Physical characteristics
- Dimensions: 86.20±3.7 km
- Synodic rotation period: 12.336 h (0.5140 d)
- Geometric albedo: 0.1271±0.012
- Spectral type: S
- Absolute magnitude (H): 8.18

= 236 Honoria =

Main-belt asteroid

236 Honoria is a large main belt asteroid that was discovered by Austrian astronomer Johann Palisa on 26 April 1884 in Vienna. The asteroid was named after Honoria, granddaughter of the Roman Emperor Theodosius I, who started negotiations with Attila the Hun.
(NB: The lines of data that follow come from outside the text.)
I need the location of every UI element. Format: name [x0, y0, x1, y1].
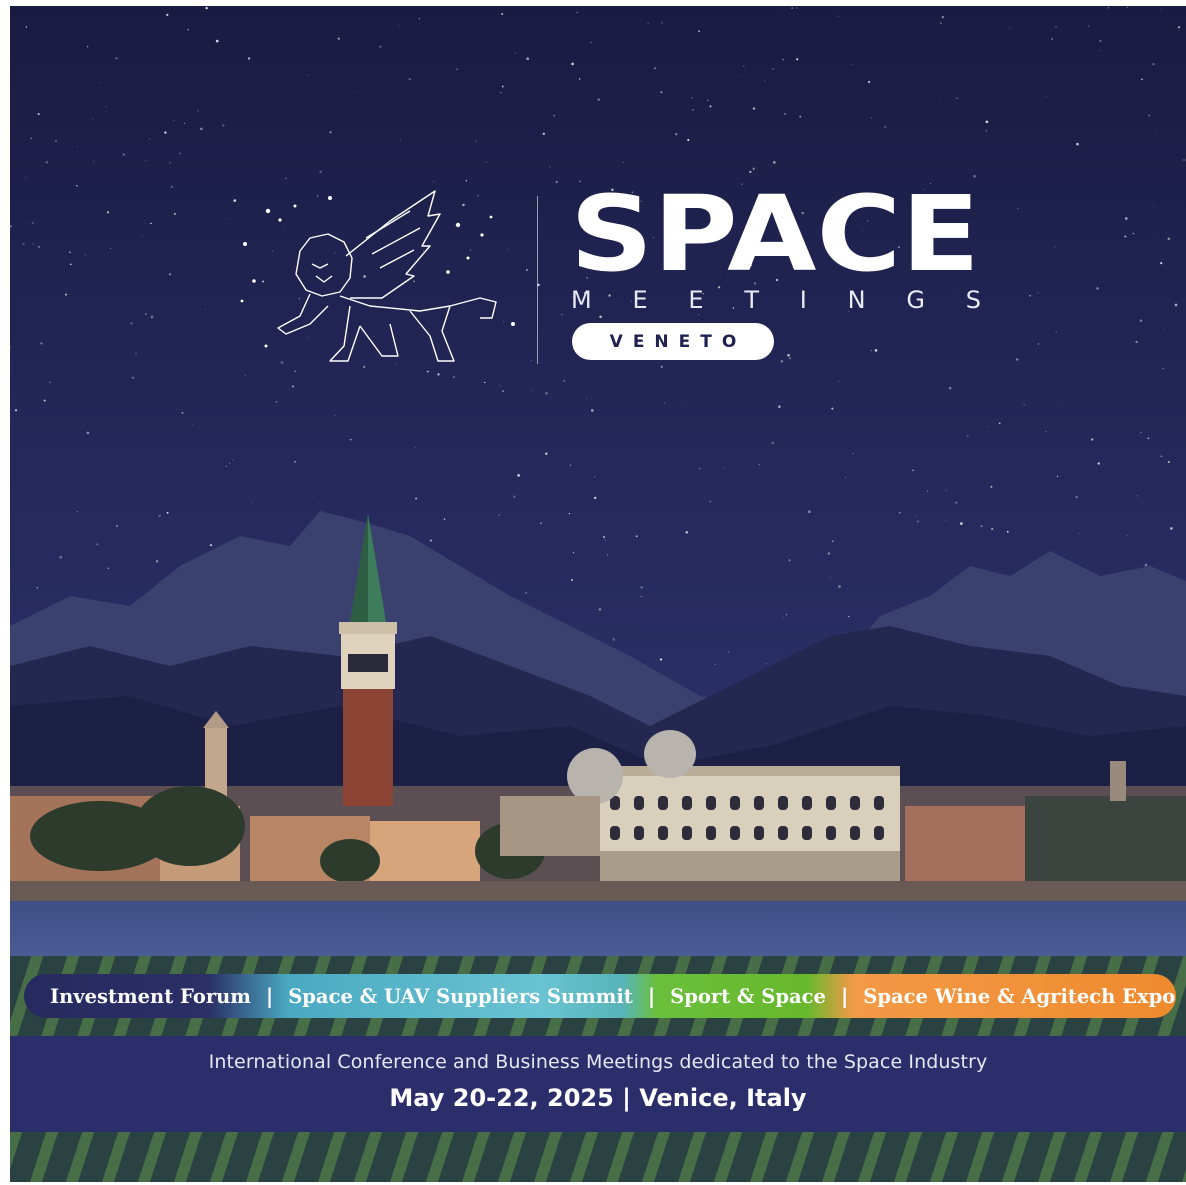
meetings-wordmark: MEETINGS	[571, 286, 981, 314]
track-separator: |	[647, 984, 656, 1008]
track-separator: |	[840, 984, 849, 1008]
event-tracks-bar: Investment Forum | Space & UAV Suppliers…	[24, 974, 1176, 1018]
meetings-letter: E	[688, 286, 704, 314]
waterfront-promenade	[10, 881, 1186, 901]
svg-text:SPACE: SPACE	[570, 184, 980, 284]
track-investment-forum: Investment Forum	[50, 984, 251, 1008]
event-poster: SPACE M E E T I N G S VENETO Investment Forum |…	[10, 6, 1186, 1182]
meetings-letter: G	[906, 286, 925, 314]
space-wordmark: SPACE	[570, 184, 980, 284]
doges-palace	[600, 766, 900, 891]
meetings-letter: E	[632, 286, 648, 314]
veneto-badge: VENETO	[572, 323, 774, 360]
meetings-letter: N	[847, 286, 866, 314]
veneto-label: VENETO	[609, 331, 747, 352]
meetings-letter: T	[744, 286, 760, 314]
lagoon-water	[10, 901, 1186, 961]
meetings-letter: S	[965, 286, 981, 314]
event-subtitle: International Conference and Business Me…	[208, 1051, 988, 1073]
meetings-letter: I	[799, 286, 807, 314]
meetings-letter: M	[571, 286, 592, 314]
track-sport-space: Sport & Space	[670, 984, 826, 1008]
logo-divider	[537, 196, 538, 364]
event-dates-location: May 20-22, 2025 | Venice, Italy	[389, 1084, 807, 1112]
track-separator: |	[265, 984, 274, 1008]
track-suppliers-summit: Space & UAV Suppliers Summit	[288, 984, 633, 1008]
event-info-band: International Conference and Business Me…	[10, 1036, 1186, 1132]
track-wine-agritech: Space Wine & Agritech Expo	[863, 984, 1176, 1008]
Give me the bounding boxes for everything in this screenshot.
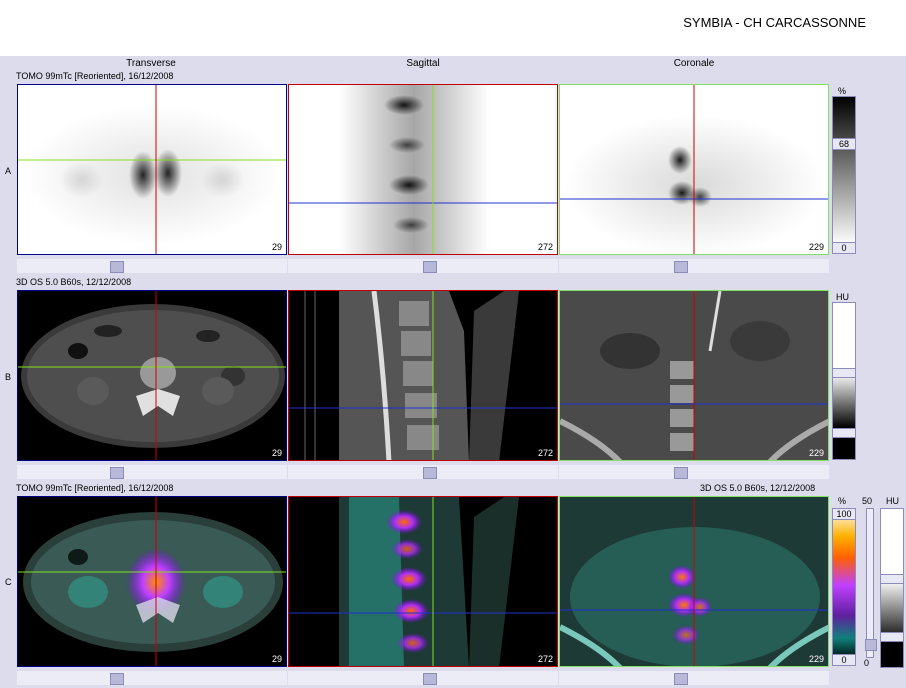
slice-number: 29 (271, 654, 282, 664)
colorbar-b-unit: HU (836, 292, 849, 302)
scroll-thumb[interactable] (674, 673, 688, 685)
slice-number: 229 (808, 448, 824, 458)
scrollbar-b-coronal[interactable] (559, 465, 829, 479)
colorbar-a-unit: % (838, 86, 847, 96)
spect-transverse-image (18, 85, 286, 254)
spect-sagittal-image (289, 85, 557, 254)
colorbar-a[interactable] (832, 96, 856, 246)
viewport-c-sagittal[interactable]: 272 (288, 496, 558, 667)
ct-coronal-image (560, 291, 828, 460)
blend-slider[interactable] (865, 508, 877, 658)
scrollbar-c-sagittal[interactable] (288, 671, 558, 685)
scroll-thumb[interactable] (423, 467, 437, 479)
colorbar-c-min-value[interactable]: 0 (832, 654, 856, 666)
scrollbar-a-coronal[interactable] (559, 259, 829, 273)
slice-number: 229 (808, 242, 824, 252)
scrollbar-a-sagittal[interactable] (288, 259, 558, 273)
slice-number: 272 (537, 448, 553, 458)
blend-value: 50 (862, 496, 873, 506)
spect-coronal-image (560, 85, 828, 254)
scrollbar-b-transverse[interactable] (17, 465, 287, 479)
scrollbar-a-transverse[interactable] (17, 259, 287, 273)
colorbar-a-max-value[interactable]: 68 (832, 138, 856, 150)
slice-number: 229 (808, 654, 824, 664)
title-bar: SYMBIA - CH CARCASSONNE (0, 0, 906, 56)
column-header-sagittal: Sagittal (406, 58, 440, 69)
row-b-label: B (5, 372, 12, 382)
row-c-label: C (5, 577, 12, 587)
scroll-thumb[interactable] (674, 467, 688, 479)
colorbar-c-max-value[interactable]: 100 (832, 508, 856, 520)
colorbar-c-pct-unit: % (838, 496, 847, 506)
colorbar-c-ct-lower-handle[interactable] (880, 632, 904, 642)
scroll-thumb[interactable] (423, 673, 437, 685)
scroll-thumb[interactable] (110, 261, 124, 273)
column-header-transverse: Transverse (126, 58, 176, 69)
row-a-series-info: TOMO 99mTc [Reoriented], 16/12/2008 (16, 71, 174, 81)
viewport-a-transverse[interactable]: 29 (17, 84, 287, 255)
colorbar-a-min-value[interactable]: 0 (832, 242, 856, 254)
fusion-coronal-image (560, 497, 828, 666)
fusion-sagittal-image (289, 497, 557, 666)
row-c-series-info: TOMO 99mTc [Reoriented], 16/12/2008 (16, 483, 174, 493)
scrollbar-b-sagittal[interactable] (288, 465, 558, 479)
scroll-thumb[interactable] (110, 467, 124, 479)
viewport-c-coronal[interactable]: 229 (559, 496, 829, 667)
colorbar-b-lower-handle[interactable] (832, 428, 856, 438)
column-header-coronal: Coronale (673, 58, 715, 69)
scroll-thumb[interactable] (110, 673, 124, 685)
blend-slider-thumb[interactable] (865, 639, 877, 651)
row-c-series-info-right: 3D OS 5.0 B60s, 12/12/2008 (700, 483, 816, 493)
fusion-transverse-image (18, 497, 286, 666)
viewport-a-coronal[interactable]: 229 (559, 84, 829, 255)
colorbar-c-ct[interactable] (880, 508, 904, 668)
slice-number: 29 (271, 448, 282, 458)
scrollbar-c-transverse[interactable] (17, 671, 287, 685)
ct-sagittal-image (289, 291, 557, 460)
blend-zero-label: 0 (864, 658, 870, 668)
colorbar-c-ct-upper-handle[interactable] (880, 574, 904, 584)
colorbar-b-upper-handle[interactable] (832, 368, 856, 378)
colorbar-c-pet[interactable] (832, 508, 856, 662)
scroll-thumb[interactable] (674, 261, 688, 273)
viewport-a-sagittal[interactable]: 272 (288, 84, 558, 255)
slice-number: 29 (271, 242, 282, 252)
viewport-c-transverse[interactable]: 29 (17, 496, 287, 667)
row-a-label: A (5, 166, 12, 176)
viewport-b-coronal[interactable]: 229 (559, 290, 829, 461)
site-name: SYMBIA - CH CARCASSONNE (683, 15, 866, 30)
viewport-b-sagittal[interactable]: 272 (288, 290, 558, 461)
slice-number: 272 (537, 242, 553, 252)
ct-transverse-image (18, 291, 286, 460)
colorbar-c-hu-unit: HU (886, 496, 899, 506)
scroll-thumb[interactable] (423, 261, 437, 273)
viewport-b-transverse[interactable]: 29 (17, 290, 287, 461)
scrollbar-c-coronal[interactable] (559, 671, 829, 685)
row-b-series-info: 3D OS 5.0 B60s, 12/12/2008 (16, 277, 132, 287)
slice-number: 272 (537, 654, 553, 664)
It is classified as a stony S-type asteroid based upon its spectrum. 236 Honoria is orbiting close to a 5:2 mean motion resonance with Jupiter, which is located at 2.824 AU.

Polarimetric study of this asteroid reveals anomalous properties that suggests the regolith consists of a mixture of low and high albedo material. This may have been caused by fragmentation of an asteroid substrate with the spectral properties of CO3/CV3 carbonaceous chondrites.